Yanlış hesap Bağdat’tan döner ama…
Gece gece ağırlıkla sosyal medya üzerinden parlayıp gelişen bir hukuk tartışması, sonunda spekülasyonu oluşturan kararı veren üç hakimin HSYK tarafından açığa alınmasıyla...
Gece gece ağırlıkla sosyal medya üzerinden parlayıp gelişen bir hukuk tartışması, sonunda spekülasyonu oluşturan kararı veren üç hakimin HSYK tarafından açığa alınmasıyla sonuçlandı.
İlk bakışta bile bir hukukçu böyle bir kararı nasıl alabilir diye düşündüren gelişmelerin ciddi ciddi tartışılır, olabilir mi acaba diye kafaları karıştırması iyice inanılmaz hale getirdi her şeyi.
Olup biten bir açıdansa çok basit.
Yetkisi hakkı ve görevi olmayan bir kararı verebilmek için önündeki bütün engelleri başka yollarla kaldıran ve sonra gelinen noktada kendi yorumuyla kendini yetkilendiren bir bakış hamle.

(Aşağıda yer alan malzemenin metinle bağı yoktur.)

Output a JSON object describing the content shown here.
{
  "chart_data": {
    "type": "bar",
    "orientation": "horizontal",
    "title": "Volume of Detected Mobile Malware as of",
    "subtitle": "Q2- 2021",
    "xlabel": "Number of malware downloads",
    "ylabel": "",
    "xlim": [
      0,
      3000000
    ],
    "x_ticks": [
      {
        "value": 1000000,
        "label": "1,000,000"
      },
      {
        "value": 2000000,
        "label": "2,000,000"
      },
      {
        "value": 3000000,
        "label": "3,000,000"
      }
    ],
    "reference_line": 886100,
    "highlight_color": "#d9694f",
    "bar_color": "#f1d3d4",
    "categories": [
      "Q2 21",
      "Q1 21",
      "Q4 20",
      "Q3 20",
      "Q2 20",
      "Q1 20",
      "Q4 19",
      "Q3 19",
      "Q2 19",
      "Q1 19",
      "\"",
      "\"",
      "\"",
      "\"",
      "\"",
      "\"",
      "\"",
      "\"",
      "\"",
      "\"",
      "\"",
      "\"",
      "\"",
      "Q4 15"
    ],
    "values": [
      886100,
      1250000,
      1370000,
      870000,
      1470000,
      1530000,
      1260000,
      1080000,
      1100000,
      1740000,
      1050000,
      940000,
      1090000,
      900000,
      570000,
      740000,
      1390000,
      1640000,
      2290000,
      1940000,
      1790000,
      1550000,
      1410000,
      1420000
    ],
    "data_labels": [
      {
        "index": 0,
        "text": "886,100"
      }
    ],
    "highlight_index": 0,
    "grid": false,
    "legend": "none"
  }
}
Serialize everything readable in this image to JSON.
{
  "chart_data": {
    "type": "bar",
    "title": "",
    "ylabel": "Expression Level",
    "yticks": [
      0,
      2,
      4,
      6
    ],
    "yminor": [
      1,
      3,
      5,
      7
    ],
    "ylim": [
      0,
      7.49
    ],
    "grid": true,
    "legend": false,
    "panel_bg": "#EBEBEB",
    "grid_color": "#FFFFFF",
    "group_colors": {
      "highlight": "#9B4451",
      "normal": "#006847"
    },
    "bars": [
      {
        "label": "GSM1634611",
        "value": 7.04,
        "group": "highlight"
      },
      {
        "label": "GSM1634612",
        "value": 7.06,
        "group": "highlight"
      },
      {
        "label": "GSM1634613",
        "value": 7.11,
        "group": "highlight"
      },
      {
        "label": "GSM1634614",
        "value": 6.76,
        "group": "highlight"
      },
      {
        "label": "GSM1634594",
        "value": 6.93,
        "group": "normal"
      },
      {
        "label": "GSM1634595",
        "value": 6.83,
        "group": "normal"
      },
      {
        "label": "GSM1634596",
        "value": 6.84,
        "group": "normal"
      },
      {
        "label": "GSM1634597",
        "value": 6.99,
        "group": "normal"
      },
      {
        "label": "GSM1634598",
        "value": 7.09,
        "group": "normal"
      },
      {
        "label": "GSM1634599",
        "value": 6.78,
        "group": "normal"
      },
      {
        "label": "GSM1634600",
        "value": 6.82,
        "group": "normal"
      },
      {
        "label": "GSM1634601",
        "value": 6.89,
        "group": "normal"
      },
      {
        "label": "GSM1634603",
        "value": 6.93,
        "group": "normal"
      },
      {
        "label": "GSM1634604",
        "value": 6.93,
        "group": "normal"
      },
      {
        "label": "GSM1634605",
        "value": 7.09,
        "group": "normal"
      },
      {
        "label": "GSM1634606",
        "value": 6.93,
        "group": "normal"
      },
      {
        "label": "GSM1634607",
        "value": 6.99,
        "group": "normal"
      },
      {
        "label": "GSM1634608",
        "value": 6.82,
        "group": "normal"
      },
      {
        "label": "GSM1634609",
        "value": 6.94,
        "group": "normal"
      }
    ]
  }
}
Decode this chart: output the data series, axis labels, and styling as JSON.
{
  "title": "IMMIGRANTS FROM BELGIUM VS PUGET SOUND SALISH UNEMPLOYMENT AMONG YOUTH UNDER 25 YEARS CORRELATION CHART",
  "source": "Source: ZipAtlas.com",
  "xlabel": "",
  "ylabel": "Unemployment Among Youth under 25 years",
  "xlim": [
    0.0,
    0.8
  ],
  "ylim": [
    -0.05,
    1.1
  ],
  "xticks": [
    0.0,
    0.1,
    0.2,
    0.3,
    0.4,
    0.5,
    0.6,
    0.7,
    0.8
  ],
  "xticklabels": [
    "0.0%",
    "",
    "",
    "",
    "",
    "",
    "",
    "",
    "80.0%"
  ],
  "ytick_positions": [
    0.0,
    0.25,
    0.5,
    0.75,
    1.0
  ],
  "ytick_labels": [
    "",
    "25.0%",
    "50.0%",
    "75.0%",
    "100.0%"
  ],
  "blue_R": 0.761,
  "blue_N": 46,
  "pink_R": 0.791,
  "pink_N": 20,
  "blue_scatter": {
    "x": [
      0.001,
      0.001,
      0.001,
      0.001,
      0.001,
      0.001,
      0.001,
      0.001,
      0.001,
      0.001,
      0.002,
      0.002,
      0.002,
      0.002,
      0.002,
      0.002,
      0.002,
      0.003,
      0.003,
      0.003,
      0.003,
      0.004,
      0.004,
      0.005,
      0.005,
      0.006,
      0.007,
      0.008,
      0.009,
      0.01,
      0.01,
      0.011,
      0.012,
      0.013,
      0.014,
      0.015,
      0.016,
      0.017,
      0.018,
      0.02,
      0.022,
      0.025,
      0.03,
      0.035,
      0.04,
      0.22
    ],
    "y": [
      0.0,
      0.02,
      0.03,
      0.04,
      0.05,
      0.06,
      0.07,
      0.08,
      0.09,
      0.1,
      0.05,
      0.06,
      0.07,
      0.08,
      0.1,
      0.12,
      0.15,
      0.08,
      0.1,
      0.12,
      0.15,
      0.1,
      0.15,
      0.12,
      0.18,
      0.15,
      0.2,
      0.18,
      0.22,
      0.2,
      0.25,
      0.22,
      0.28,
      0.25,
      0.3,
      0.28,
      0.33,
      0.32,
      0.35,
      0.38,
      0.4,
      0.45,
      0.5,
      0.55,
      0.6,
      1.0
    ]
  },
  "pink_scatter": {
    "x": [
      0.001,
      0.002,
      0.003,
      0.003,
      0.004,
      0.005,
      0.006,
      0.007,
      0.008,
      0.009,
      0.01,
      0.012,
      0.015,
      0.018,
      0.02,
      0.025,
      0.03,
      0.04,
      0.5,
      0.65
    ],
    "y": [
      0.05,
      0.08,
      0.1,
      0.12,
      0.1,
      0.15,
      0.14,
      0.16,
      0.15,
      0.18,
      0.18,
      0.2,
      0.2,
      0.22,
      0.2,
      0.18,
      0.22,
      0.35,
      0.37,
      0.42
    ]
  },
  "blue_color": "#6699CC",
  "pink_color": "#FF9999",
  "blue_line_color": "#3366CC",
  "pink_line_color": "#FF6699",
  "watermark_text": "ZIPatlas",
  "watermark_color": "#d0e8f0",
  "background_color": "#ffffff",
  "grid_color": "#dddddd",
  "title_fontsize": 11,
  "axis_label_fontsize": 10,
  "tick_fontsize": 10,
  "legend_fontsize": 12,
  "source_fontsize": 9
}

Yanlış hesap Bağdat'tan dönüyor ama.
Burada önemli olansa bu tuhaf girişimin nasıl sonuçlandığından çok işleyiş mekanizması.
Tatil gününe, birlikte davranacak hukukçuların nöbetlerine, kimselere haber vermeden yüze yakın dosyaya tek tek karar verecek bir gece mesaisine denk getirilen ve hukukun görünüşte işe yarar boşluklarından sonuç alacak bir sızma girişimi bir hukukçu için ne kadar makul anlaşılır sağlıklı ve geçmişte örneği görülmüş şey?
O yüzden yaşadığımız tahliye macerasının bir hukuk tartışması olmadığı çok açık.
Olup bitenlere bakınca bir hakim davranışıyla karşı karşıya olduğumuz iddia edilebilir mi?
Sadece bu tuhaf operasyonun icra tarzı değil buna cesaret etmek de yeterince açıklayıcı.
Tıpkı 17/25 Aralık'tan sonra sorduğum soru burada da geçerli; bu bir intihar eylemi ve bunu motive eden ne olabilir?